Больше того, неудовлетворенность распространилась и на работу: вместо того чтобы писать лодки на берегу, он вознамерился приняться за… «медитативный портрет». Портрет должен был представлять собой следующее: ушедшая в себя девушка в джинсах, под рукой у нее череп на книге, в окне луна. Портретец в духе выпускников художественного училища, которые вдруг почувствовали себя мастерами и немножко философами. Так поспешно иронизировал над собой Хлебников, не оставляя возможности для иронии со стороны.
«Уж не Тальку ли он хочет писать? — думал Женя. — Что ж, это был бы интересный портрет».
С Хлебниковым происходило что-то необычное. Он то становился рассеян, мечтателен и словно не замечал присутствия Жени, то вдруг взбудораженно заговаривал с Женей о своем серьезном намерении создать что-нибудь оригинальное, из ряда вон выходящее. Он говорил, что чувство неудовлетворенности слишком редко посещает его и что именно на неудовлетворенности во все века осуществлялись великие свершения.
Что ж, «Колхозный рынок» почти пристроен, на досуге можно и великими свершениями заняться… Женя улыбается, и повинно в этом лицо спящего Хлебникова. Какая же это неудовлетворенность собой, когда лицо во сне так и пышет довольством!
Но все же каковы перемены: Хлебников по утрам бегает, а Женя — нет… Мало того. Женя и на речку перестал ходить, а ведь хотел купаться до самых заледков…
Если Женя в чем и остался верен себе, то только в занятиях живописью. Сделал несколько удачных этюдов. Теперь вот пишет угол хлебниковского стола: яблоко и кофейник. Хлебников настаивал на том, чтобы Женя писал натюрморт с капустой, и даже сам принес с огорода и водрузил на стол ядреный, роскошный кочан, но Женя почему-то заупрямился и стал писать шафран и зеленый, строгих форм кофейник. Получалось весьма неплохо.

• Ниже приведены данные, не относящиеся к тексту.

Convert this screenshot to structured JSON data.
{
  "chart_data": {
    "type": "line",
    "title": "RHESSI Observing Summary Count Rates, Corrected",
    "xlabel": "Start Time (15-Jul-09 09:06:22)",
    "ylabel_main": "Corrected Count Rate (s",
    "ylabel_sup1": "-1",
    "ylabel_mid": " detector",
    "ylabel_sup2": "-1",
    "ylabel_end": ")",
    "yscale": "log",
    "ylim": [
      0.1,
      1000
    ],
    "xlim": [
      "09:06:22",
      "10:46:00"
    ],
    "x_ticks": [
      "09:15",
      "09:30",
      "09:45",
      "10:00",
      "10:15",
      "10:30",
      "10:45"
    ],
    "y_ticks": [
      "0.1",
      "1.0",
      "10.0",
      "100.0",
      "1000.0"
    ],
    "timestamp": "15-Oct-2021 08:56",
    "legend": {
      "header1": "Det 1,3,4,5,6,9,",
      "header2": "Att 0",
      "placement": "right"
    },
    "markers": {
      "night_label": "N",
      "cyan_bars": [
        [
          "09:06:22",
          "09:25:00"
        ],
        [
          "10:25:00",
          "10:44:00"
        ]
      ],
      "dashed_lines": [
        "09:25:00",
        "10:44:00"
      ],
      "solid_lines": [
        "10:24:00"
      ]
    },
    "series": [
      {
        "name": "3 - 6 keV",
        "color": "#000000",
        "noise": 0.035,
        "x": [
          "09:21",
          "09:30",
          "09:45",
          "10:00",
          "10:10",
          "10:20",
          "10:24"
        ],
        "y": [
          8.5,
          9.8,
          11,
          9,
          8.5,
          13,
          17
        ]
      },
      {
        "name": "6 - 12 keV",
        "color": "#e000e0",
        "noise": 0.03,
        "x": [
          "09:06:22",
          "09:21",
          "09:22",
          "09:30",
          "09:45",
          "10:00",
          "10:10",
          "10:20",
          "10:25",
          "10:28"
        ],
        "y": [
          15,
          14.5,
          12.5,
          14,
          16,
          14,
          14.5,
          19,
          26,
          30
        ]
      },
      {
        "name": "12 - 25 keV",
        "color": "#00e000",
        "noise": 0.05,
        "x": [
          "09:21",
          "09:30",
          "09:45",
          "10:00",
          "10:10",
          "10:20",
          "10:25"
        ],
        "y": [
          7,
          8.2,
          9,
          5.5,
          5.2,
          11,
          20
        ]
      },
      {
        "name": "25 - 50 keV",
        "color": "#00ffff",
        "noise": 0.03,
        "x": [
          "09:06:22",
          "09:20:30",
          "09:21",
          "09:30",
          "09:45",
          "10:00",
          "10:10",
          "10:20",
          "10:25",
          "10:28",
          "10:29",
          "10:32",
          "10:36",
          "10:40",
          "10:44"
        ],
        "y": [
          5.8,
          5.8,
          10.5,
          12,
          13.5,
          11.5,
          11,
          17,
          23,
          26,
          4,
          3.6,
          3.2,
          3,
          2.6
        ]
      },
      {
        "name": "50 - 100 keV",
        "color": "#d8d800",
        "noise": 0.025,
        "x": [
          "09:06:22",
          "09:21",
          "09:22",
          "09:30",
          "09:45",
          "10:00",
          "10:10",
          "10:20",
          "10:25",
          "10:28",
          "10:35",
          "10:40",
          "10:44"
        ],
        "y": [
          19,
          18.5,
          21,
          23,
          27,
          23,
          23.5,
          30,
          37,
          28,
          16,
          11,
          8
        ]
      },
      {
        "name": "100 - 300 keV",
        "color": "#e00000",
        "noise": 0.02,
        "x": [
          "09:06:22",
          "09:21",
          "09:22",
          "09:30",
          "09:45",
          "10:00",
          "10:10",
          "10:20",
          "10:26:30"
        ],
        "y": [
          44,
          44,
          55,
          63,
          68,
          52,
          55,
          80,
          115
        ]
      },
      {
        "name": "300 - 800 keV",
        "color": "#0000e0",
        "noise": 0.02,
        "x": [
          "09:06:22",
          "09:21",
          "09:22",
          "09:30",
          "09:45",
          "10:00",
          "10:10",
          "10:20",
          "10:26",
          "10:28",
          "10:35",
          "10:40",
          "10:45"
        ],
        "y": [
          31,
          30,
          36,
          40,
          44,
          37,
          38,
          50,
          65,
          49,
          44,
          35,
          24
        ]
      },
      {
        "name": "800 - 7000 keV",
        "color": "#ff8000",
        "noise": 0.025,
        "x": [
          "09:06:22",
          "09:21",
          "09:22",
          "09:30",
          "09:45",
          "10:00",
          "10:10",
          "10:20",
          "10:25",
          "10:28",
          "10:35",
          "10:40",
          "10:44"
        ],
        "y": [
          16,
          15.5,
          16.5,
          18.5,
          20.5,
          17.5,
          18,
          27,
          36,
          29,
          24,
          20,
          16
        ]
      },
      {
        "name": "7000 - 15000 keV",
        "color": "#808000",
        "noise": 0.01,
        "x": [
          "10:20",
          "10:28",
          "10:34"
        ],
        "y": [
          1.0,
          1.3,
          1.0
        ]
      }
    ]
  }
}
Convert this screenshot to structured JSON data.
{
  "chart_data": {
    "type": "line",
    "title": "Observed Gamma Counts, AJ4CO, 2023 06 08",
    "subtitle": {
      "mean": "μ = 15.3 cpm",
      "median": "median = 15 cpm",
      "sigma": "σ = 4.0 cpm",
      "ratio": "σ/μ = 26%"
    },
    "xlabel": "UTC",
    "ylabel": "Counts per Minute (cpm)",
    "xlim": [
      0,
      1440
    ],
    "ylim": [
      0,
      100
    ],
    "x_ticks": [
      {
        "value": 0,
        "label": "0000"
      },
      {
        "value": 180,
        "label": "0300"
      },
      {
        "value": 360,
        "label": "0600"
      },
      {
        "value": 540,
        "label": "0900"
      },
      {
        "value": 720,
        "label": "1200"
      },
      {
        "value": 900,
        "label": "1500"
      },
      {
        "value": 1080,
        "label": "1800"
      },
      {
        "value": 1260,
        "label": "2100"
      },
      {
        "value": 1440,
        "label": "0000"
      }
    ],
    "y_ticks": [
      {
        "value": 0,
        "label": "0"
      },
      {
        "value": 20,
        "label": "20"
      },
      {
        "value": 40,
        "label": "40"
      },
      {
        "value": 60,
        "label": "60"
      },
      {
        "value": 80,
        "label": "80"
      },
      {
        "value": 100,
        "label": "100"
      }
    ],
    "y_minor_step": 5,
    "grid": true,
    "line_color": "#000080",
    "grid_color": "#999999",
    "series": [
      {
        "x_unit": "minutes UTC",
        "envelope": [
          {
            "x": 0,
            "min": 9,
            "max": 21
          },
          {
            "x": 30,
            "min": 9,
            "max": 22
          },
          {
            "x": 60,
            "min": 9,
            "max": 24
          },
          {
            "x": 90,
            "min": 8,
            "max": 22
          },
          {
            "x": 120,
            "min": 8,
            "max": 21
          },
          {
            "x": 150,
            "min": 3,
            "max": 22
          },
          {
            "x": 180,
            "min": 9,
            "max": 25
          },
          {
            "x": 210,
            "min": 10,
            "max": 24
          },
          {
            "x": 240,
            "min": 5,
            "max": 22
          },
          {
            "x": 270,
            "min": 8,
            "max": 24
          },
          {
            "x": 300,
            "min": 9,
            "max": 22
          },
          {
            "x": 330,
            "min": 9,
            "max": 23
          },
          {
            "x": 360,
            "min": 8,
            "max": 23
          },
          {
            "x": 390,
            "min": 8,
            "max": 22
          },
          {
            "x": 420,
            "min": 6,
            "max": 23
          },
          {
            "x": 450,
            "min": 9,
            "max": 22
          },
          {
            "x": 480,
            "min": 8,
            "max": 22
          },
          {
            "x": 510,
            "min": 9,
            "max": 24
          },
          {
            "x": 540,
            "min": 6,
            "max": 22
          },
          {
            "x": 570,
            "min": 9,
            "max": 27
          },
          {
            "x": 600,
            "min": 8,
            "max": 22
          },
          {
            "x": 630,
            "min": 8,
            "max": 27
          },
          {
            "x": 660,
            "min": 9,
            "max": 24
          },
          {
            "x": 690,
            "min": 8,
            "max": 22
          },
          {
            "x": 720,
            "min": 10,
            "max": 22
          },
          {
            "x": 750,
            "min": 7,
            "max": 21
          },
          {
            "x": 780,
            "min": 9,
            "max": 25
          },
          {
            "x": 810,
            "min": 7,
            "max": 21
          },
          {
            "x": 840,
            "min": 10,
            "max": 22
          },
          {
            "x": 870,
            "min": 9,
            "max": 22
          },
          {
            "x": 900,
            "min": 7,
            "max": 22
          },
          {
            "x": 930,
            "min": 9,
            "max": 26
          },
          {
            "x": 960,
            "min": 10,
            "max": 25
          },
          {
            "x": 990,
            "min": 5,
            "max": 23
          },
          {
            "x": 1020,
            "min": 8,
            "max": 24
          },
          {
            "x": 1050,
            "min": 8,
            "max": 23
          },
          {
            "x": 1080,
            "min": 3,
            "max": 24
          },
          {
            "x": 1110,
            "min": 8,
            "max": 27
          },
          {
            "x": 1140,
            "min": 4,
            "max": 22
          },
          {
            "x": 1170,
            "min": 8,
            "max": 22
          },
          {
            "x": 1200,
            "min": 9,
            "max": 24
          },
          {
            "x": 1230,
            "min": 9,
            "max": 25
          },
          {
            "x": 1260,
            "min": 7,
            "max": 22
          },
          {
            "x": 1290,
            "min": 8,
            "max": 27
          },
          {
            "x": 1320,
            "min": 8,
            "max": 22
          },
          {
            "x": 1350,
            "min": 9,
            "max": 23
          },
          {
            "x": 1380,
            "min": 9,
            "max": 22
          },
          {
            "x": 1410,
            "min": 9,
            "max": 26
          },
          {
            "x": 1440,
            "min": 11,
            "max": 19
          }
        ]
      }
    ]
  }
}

Этой работе Хлебников сулил место на областной любительской выставке.
«Кажется, я начал располагаться в жизни, как Хлебников, — упрекнул себя Женя. — Сочно написанное яблоко, место на выставке…» И все-таки сейчас он не мог пересилить радость, нахлынувшую на него вместе с нарастающей уверенностью в себе. «Я могу… — говорило его существо и полнилось новой силой. — Могу!» И пока что было важно только это…
Хлебников проснулся, с хрустом вытянул руки с переплетенными вывернутыми пальцами.
— Досыпаю, мой юный друг… — произнес он. — Твой Адонис лишил меня утренней неги. Твой максимализм, с которым ты подходишь к моему творчеству, скоро лишит меня верного заработка — я не могу заставить себя писать лодки на берегу! Я полон неудовлетворенности собой, мне хочется чего-то невообразимого!
Женя стоял у мольберта с кисточкой на отлете. Адонис лишил Хлебникова утренней неги, Женя — верного заработка, под «невообразимым» же, несомненно, кроется… девушка в джинсах.
Женя вдруг почувствовал, что с яблоком ему сегодня не справиться. Рука стала вялая, ее просто невозможно донести до холста.